In the run-up to the plebiscite, Protestant church officials from German Christians to the Confessing Church called for voting for a return of the Saar Region to the German Reich. An appeal from the Evangelical Confessional Synod in the Rhineland declared that there is no word of God, which permits us as Protestant Christians to go against our fellowship with our Volk and Fatherland on January 13; on the contrary, we are obeying God’s word when we love our Volk and Fatherland. It is therefore commanded to put an end to the Saarland’s forcible separation from the Reich, which was born of injustice.


The Provisional Church Government, the highest governing body of the Confessing Church, also adopted a similar tone. In a telegram of January 15, 1935 after the plebiscite, it congratulated Hitler in awe and loyalty as the Führer leading the nation to unity. It overlooked – as Wilhelm von Pechmann criticized in a letter of February 7, 1935 to Martin Niemöller – that among its most spirited and most loyal members are not a few who are entirely unable to accept the present status out of conviction and conscience.

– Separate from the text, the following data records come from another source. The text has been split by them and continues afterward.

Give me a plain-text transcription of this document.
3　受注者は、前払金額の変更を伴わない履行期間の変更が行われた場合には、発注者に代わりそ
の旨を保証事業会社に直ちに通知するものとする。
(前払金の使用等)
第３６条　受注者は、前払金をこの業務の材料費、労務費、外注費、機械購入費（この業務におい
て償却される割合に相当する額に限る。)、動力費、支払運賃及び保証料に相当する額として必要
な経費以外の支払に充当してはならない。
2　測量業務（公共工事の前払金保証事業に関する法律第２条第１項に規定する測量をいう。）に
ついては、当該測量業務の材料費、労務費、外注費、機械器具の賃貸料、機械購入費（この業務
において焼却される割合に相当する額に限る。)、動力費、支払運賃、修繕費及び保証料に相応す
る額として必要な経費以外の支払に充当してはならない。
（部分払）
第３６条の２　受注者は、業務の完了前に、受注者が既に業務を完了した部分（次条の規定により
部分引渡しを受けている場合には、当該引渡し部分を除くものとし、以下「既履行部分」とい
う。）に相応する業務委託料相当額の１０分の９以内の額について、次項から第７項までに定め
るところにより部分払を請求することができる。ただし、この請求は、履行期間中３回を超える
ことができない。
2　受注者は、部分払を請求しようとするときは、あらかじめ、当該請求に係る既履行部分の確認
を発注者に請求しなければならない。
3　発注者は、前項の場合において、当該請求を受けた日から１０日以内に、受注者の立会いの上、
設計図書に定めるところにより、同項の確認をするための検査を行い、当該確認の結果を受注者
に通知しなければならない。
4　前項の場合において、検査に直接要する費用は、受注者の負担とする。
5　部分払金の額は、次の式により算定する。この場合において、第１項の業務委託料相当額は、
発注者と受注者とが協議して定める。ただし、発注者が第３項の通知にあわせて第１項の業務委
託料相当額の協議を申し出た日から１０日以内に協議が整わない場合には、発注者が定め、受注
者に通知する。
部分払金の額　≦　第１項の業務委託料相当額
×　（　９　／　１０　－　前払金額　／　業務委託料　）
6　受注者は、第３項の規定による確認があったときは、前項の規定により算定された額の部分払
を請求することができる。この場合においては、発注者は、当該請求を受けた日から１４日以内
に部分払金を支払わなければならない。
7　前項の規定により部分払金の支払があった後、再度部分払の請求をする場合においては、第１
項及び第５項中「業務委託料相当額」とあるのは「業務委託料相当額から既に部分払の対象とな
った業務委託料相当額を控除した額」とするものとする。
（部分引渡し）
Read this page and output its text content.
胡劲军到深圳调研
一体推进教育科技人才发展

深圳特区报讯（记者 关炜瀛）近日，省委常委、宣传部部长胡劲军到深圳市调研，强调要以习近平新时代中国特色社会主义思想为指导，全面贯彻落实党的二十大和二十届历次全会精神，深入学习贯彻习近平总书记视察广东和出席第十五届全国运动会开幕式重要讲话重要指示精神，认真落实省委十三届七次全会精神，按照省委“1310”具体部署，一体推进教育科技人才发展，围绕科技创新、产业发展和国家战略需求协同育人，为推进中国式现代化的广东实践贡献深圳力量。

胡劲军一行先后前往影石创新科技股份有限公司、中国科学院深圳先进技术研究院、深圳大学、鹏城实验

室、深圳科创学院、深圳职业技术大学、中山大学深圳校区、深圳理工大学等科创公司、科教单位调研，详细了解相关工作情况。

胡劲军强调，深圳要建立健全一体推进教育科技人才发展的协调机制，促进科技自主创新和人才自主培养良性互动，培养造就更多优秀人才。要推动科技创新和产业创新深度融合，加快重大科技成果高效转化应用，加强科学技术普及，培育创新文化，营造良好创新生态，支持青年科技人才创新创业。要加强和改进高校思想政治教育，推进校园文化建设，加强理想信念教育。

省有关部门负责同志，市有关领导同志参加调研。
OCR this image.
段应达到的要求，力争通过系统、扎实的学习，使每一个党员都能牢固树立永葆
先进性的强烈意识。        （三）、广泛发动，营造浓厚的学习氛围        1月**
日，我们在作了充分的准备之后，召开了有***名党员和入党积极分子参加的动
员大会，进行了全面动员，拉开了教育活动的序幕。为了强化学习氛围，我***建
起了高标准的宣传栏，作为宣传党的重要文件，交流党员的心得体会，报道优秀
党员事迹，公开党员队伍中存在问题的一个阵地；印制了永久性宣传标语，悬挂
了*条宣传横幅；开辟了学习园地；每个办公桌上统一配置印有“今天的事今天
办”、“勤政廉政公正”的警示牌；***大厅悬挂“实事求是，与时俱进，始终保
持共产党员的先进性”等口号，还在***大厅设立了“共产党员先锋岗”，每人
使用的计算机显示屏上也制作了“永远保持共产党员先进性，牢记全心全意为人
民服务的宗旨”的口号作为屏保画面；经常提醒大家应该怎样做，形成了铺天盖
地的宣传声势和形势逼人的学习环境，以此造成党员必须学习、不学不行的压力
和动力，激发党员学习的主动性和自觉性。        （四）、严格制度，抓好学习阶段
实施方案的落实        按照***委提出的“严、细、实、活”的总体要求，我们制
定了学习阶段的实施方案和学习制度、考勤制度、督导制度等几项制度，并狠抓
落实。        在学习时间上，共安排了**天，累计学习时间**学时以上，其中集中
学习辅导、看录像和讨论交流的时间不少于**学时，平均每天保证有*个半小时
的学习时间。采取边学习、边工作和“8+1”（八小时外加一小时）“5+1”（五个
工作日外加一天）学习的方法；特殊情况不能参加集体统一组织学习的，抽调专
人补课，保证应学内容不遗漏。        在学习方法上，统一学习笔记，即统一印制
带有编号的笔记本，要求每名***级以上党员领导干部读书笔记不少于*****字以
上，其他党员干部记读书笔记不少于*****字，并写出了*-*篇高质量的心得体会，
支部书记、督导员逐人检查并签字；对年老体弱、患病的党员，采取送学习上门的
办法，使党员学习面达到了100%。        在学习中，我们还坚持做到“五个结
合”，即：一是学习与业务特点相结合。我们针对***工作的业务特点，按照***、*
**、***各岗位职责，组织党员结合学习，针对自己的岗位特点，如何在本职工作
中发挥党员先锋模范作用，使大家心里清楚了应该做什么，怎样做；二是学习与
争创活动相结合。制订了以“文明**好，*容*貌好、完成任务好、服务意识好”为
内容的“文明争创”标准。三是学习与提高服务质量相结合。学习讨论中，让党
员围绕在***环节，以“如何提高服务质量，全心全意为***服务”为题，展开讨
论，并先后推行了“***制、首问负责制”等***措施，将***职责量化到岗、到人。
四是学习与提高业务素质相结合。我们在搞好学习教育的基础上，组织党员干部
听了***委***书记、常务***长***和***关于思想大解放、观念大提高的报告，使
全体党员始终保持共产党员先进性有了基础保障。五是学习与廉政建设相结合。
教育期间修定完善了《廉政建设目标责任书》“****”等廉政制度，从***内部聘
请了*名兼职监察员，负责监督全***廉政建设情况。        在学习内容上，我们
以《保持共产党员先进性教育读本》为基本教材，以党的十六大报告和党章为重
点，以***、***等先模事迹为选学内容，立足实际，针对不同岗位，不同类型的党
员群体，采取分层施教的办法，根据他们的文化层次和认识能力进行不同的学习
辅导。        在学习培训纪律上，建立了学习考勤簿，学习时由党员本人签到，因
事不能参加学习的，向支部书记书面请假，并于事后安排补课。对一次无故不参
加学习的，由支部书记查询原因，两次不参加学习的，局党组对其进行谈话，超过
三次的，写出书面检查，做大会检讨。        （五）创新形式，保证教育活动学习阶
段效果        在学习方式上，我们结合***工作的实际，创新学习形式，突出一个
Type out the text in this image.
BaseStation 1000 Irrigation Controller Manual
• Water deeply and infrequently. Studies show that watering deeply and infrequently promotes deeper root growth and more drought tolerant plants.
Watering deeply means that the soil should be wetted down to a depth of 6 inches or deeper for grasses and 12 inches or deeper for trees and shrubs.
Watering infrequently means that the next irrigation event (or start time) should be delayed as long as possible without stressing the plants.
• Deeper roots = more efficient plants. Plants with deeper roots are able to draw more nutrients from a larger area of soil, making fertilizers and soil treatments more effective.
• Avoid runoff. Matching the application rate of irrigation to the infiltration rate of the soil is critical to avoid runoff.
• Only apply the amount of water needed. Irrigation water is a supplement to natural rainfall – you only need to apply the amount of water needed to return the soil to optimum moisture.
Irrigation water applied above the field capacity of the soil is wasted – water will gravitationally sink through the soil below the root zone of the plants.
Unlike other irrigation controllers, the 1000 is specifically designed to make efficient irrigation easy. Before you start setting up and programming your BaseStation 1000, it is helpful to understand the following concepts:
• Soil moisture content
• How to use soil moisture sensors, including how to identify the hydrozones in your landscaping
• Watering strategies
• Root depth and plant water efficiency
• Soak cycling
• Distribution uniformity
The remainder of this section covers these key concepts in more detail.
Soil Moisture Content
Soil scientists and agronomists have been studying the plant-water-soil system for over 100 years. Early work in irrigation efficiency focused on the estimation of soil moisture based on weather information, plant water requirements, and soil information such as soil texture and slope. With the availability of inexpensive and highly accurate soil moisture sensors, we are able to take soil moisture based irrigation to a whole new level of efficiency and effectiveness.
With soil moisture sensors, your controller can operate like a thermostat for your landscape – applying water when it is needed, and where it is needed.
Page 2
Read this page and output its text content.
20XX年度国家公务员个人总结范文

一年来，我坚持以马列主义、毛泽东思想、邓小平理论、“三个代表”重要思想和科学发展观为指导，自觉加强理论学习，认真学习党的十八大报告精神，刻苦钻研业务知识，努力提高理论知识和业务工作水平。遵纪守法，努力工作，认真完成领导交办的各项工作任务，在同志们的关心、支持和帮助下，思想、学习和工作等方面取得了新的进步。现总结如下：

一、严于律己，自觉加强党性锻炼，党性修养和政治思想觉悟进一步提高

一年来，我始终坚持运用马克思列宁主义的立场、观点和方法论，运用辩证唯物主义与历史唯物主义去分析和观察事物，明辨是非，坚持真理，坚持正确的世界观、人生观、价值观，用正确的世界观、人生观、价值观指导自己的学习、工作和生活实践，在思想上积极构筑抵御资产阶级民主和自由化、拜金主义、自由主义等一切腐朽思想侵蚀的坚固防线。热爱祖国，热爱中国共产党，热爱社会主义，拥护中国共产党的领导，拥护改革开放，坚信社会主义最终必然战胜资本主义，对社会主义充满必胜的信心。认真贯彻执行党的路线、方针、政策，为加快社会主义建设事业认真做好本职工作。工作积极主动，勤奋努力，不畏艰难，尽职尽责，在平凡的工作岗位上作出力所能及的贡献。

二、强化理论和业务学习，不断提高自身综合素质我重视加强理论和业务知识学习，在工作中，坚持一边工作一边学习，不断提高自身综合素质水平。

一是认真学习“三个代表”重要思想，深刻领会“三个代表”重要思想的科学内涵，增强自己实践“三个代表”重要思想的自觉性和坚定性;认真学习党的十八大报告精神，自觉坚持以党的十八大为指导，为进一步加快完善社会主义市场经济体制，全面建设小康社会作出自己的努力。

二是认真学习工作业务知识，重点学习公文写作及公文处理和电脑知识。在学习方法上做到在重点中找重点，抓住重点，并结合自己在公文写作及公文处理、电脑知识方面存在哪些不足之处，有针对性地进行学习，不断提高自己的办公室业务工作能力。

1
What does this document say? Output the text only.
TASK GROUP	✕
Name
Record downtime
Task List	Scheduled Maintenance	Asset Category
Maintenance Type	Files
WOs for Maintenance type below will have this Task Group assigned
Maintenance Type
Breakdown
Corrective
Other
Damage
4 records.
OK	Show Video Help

The German Christians religiously exalted over the outcome of the plebiscite in their periodical Evangelium im Dritten Reich as God’s exercise of justice, who visibly is blessing our German nation today. Above all however, they attempted to capitalize on the plebiscite for themselves and to strengthen their position, which had been greatly weakened ecclesio-politically. In danger of being disempowered, Reich Bishop Ludwig Müller used nearly his entire statement on the Saar plebiscite from January 15, 1935 to invite his opponents to work together again in the German Evangelical Church under his leadership and following the example of their brethren from the Saar.